C’è una grande smania di aprire tavoli: sulle pensioni, sul welfare e sul lavoro, sulla burocrazia, sulla produttività e sulla crescita, e via dicendo. Il “tavolo” – invenzione lessicale recente del gergo politico-corporativo italiano – è inteso come sede di incontro di qualche decina di persone, identificate per la loro appartenenza a una pletora di “parti sociali” variamente intese, con una frotta di ministri: il più delle volte per dibattere (rectius confrontarsi) su questioni di interesse generale (che in via di principio non sarebbero nella disponibilità dei convitati) oppure non passibili di soluzione in quella sede (come quella della produttività, posta, singolarmente, dalle associazioni imprenditoriali).
Rari sono gli episodi di concertazione importanti e riusciti: 1992, 1993, 1995, quando ancora il tavolo era solo un mobile. Oggi l’apertura di tavoli è sovente un espediente per rinviare i problemi; oppure occasione offerta ai convitati per strappare qualche concessione in cambio di un assenso che non dovrebbe essere vincolante. Di tanti tavoli, dunque, si farebbe volentieri a meno.
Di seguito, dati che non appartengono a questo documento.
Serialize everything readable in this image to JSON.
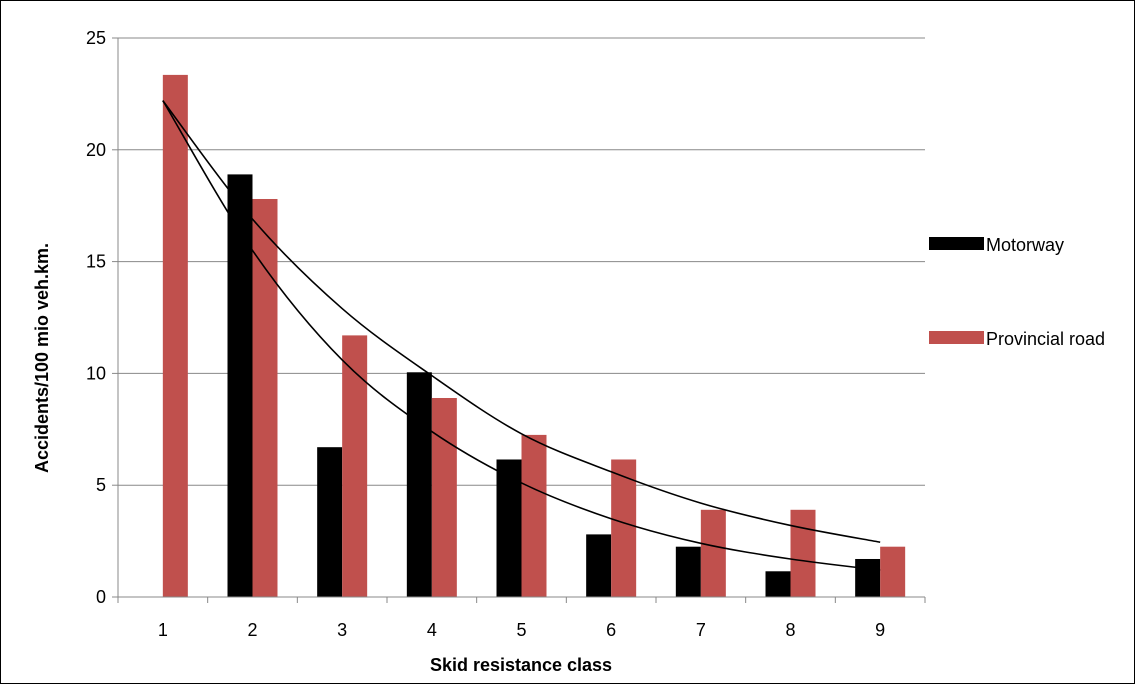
{
  "chart_data": {
    "type": "bar",
    "categories": [
      "1",
      "2",
      "3",
      "4",
      "5",
      "6",
      "7",
      "8",
      "9"
    ],
    "series": [
      {
        "name": "Motorway",
        "color": "#000000",
        "values": [
          null,
          18.9,
          6.7,
          10.05,
          6.15,
          2.8,
          2.25,
          1.15,
          1.7
        ]
      },
      {
        "name": "Provincial road",
        "color": "#c0504d",
        "values": [
          23.35,
          17.8,
          11.7,
          8.9,
          7.25,
          6.15,
          3.9,
          3.9,
          2.25
        ]
      }
    ],
    "trendlines": [
      {
        "type": "exponential",
        "x": [
          1,
          2,
          3,
          4,
          5,
          6,
          7,
          8,
          9
        ],
        "y": [
          22.2,
          15.5,
          10.6,
          7.4,
          5.1,
          3.5,
          2.4,
          1.7,
          1.2
        ],
        "color": "#000000"
      },
      {
        "type": "exponential",
        "x": [
          1,
          2,
          3,
          4,
          5,
          6,
          7,
          8,
          9
        ],
        "y": [
          22.2,
          16.9,
          12.9,
          9.9,
          7.3,
          5.6,
          4.2,
          3.2,
          2.45
        ],
        "color": "#000000"
      }
    ],
    "xlabel": "Skid resistance class",
    "ylabel": "Accidents/100 mio veh.km.",
    "ylim": [
      0,
      25
    ],
    "yticks": [
      0,
      5,
      10,
      15,
      20,
      25
    ],
    "grid": true,
    "legend_position": "right"
  }
}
Ma di uno si sente oggi bisogno, che, se funzionante, ne renderebbe molti altri inutili: quello istituzionalmente installato a Palazzo Chigi per consentire ai ministri di elaborare collegialmente e comunicare le strategie di governo, sotto la direzione del Presidente del Consiglio.
In che cosa consista oggi la strategia di politica economica del Governo, ad esempio, non è per nulla chiaro (non bastando certamente a definirla il trinomio “rigore-equità-sviluppo”). Da quando fu pubblicato il Documento di programmazione economico-finanziaria e fu evocato lo spettro del ’92 troppe cose sono cambiate, e per il meglio: crescita più vivace e più solida, un profluvio di maggiori entrate tributarie, in conseguenza una riduzione del disavanzo al di là di ogni aspettativa. Quale è, in questa nuova situazione, la strategia del Governo?
Diamo per scontata la risposta convenzionale, espressa con immagini ancor più convenzionali: la pelle dell’orso da non vendere, la rondine che non fa primavera, la guardia da non abbassare. Certo, ma non è una risposta. Se i miglioramenti saranno confermati, si tratterà di decidere: la scelta, da annunciare, è fra due possibili strategie.
La prima è apparentemente la più virtuosa, ma anche la più rischiosa. Se, grazie alle entrate, l?indebitamento pubblico scende più del previsto, tanto meglio: la virtù consisterà in una desiderabile accelerazione della discesa del debito in rapporto al prodotto. Il rischio tuttavia si manifesta nella difficoltà di proteggere quell?esito dal vorace appetito dei ministri di spesa, ciascuno dei quali già non perde occasione per rivendicare a beneficio del suo ministero una fetta del bottino delle entrate. In questo caso, non improbabile, il risultato sarebbe non già un minore indebitamento, ma una maggiore spesa, di cui certo non si sente il bisogno.
La strategia alternativa (già proposta un mese fa su questo giornale e, con forza, da Fabrizio Galimberti su Sole-24Ore di ieri) poggia su due premesse quantitative e sulla necessità di porre un vincolo all’espansione della spesa. Fra il 2005 e il 2007 la pressione fiscale (imposte è contributi) sarà aumentata di quattro punti di prodotto, e forse più, toccando il livello massimo dal 1997. La ripresa è avvenuta grazie a investimenti e esportazioni: la crescita dei consumi è rimasta assai debole e tale probabilmente rimarrà per la compressione del reddito disponibile delle famiglie. Queste sono due buone ragioni perché il Governo, persistendo nella lotta all?evasione, assuma come obiettivo strategico la riduzione graduale, per almeno due punti, del carico tributario nei prossimi due anni attraverso una riduzione delle aliquote, e dunque delle imposte che gravano su chi già le imposte le paga. Una terza buona ragione è che con un annuncio siffatto il Ministro dell’Economia potrebbe meglio resistere alle pressioni per ottenere aumenti di spesa: il duplice vincolo dell?obiettivo di pressione fiscale e di quello (europeo) di indebitamento determinerebbe per residuo la quota compatibile, e non superabile, della spesa rispetto al prodotto.
Nel 1997 la fiducia dei cittadini italiani nella promessa di restituzione della cosiddetta “tassa per l’Europa” alleviò le conseguenze sull’economia della stretta necessaria per rispettare i requisiti per l’ammissione alla moneta unica. Un annuncio credibile, oggi, di riduzione della pressione fiscale potrebbe, allo stesso modo, consolidare la ripresa. Comunque, è necessario che il tavolo di Palazzo Chigi, da un po’ silente, torni ad essere attivato, per esprimere e comunicare le direttive di politica economica del Governo.